Por Jill Serjeant LOS ANGELES (Reuters) - Os planos para o sepultamento do corpo de Michael Jackson continuaram a ser um mistério na quarta-feira, enquanto as atenções se voltavam a médicos que podem ter receitado medicamentos fortes para o cantor.

As vendas de álbuns de Jackson subiram pela segunda semana, disse a Nielsen SoundScan, com seus álbuns solo tendo nova alta de 90 por cento, chegando a 800 mil exemplares vendidos nos Estados Unidos.

Um dia depois de o caixão de Jackson ter sido levado a um estádio de Los Angeles para uma cerimônia de despedida do cantor de "Thriller", o paradeiro do corpo é desconhecido, e não há informações sobre onde ou quando ele pode ser sepultado.

O porta-voz da família Jackson não retornou telefonemas pedindo declarações.

O instituto médico legal de Los Angeles divulgou uma certidão de óbito em que a causa da parada cardíaca que Jackson sofreu em 25 de junho é citada como "adiada".

De acordo com relatos da mídia, o instituto médico legal estaria fazendo exames neuropatológicos em partes do cérebro de Michael Jackson, e é possível que seja essa a causa da demora em sepultar o corpo.

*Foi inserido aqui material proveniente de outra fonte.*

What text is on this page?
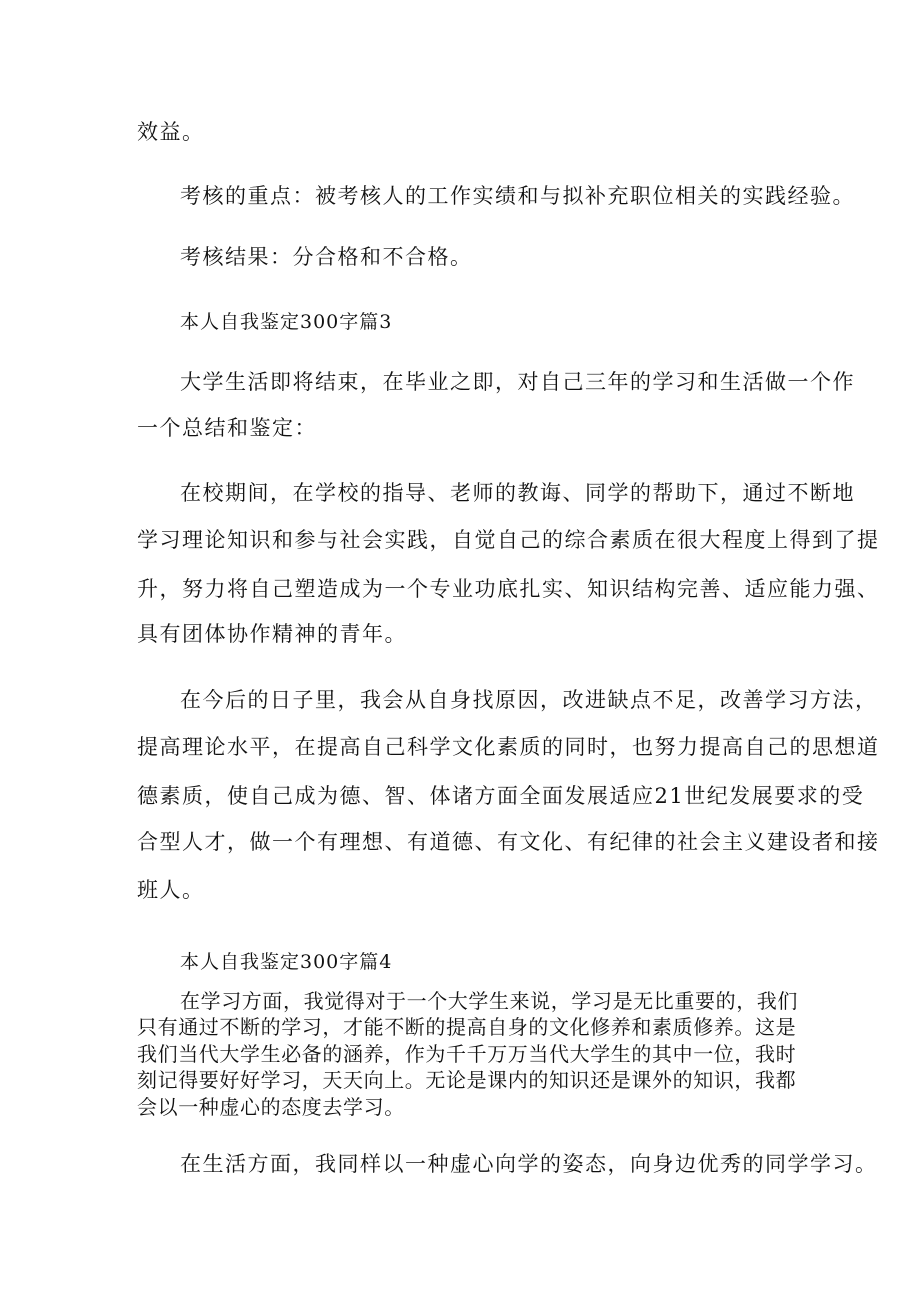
效益。
考核的重点：被考核人的工作实绩和与拟补充职位相关的实践经验。
考核结果：分合格和不合格。
本人自我鉴定300字篇3
大学生活即将结束，在毕业之即，对自己三年的学习和生活做一个作
一个总结和鉴定：
在校期间，在学校的指导、老师的教诲、同学的帮助下，通过不断地
学习理论知识和参与社会实践，自觉自己的综合素质在很大程度上得到了提
升，努力将自己塑造成为一个专业功底扎实、知识结构完善、适应能力强、
具有团体协作精神的青年。
在今后的日子里，我会从自身找原因，改进缺点不足，改善学习方法，
提高理论水平，在提高自己科学文化素质的同时，也努力提高自己的思想道
德素质，使自己成为德、智、体诸方面全面发展适应21世纪发展要求的受
合型人才，做一个有理想、有道德、有文化、有纪律的社会主义建设者和接
班人。
本人自我鉴定300字篇4
在学习方面，我觉得对于一个大学生来说，学习是无比重要的，我们
只有通过不断的学习，才能不断的提高自身的文化修养和素质修养。这是
我们当代大学生必备的涵养，作为千千万万当代大学生的其中一位，我时
刻记得要好好学习，天天向上。无论是课内的知识还是课外的知识，我都
会以一种虚心的态度去学习。
在生活方面，我同样以一种虚心向学的姿态，向身边优秀的同学学习。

A polícia e o instituto de medicina legal já tiraram sacos de medicamentos e provas médicas da mansão alugada que Jackson ocupava, e os resultados dos exames toxicológicos são esperados para dentro de mais ou menos quatro semanas.

DERMATOLOGISTA

Um dos médicos de Jackson, o dermatologista de Beverly Hills Arnold Klein, negou na quarta-feira ser alvo de investigação pela polícia e disse que nunca receitou medicamentos perigosos ao cantor.

"Não fui um dos médicos que participou em lhe dar overdoses de drogas ou demais de qualquer coisa", disse Klein em entrevista ao programa "Good Morning America", da ABC.

"Na verdade, eu fui aquele que restringia tudo, que suspendia tudo... Eu vivia preocupado com ele. Não importava o que ele quisesse, alguém lhe dava."

Klein também negou relatos publicados na mídia na semana passada segundo os quais ele teria sido o doador de esperma para os dois filhos de Jackson com a ex-mulher do cantor Debbie Rowe. "Pelo que sei, não sou pai dessas crianças", disse ele.

A música de Jackson continuou a desfrutar o sucesso comercial que o próprio rei do pop não teve nos últimos anos.

A compilação "Number Ones" do cantor foi o álbum mais vendido nos EUA segundo as paradas da Billboard e SoundScan divulgadas na quarta-feira, sendo o segundo colocado seu álbum "Thriller", de 1982.

A cerimônia pública de despedida de Jackson, na terça-feira, transmitida ao vivo pela televisão e a Internet em todo o mundo, foi considerada "o funeral mais visto" na mídia impressa e eletrônica global nos últimos 12 anos.

O Monitor Global de Linguagem, que rastreia a cobertura de mídia através de um algoritmo, disse que Jackson foi tema de 18 por cento mais matérias que a morte do papa João Paulo 2o, em 2005.

Sua cerimônia de despedida também ganhou mais atenção que as mortes do ex-presidente Ronald Reagan, em 2004, e de Madre Teresa e da princesa Diana em 1997, refletindo a explosão de notícias e comentários divulgados na Internet.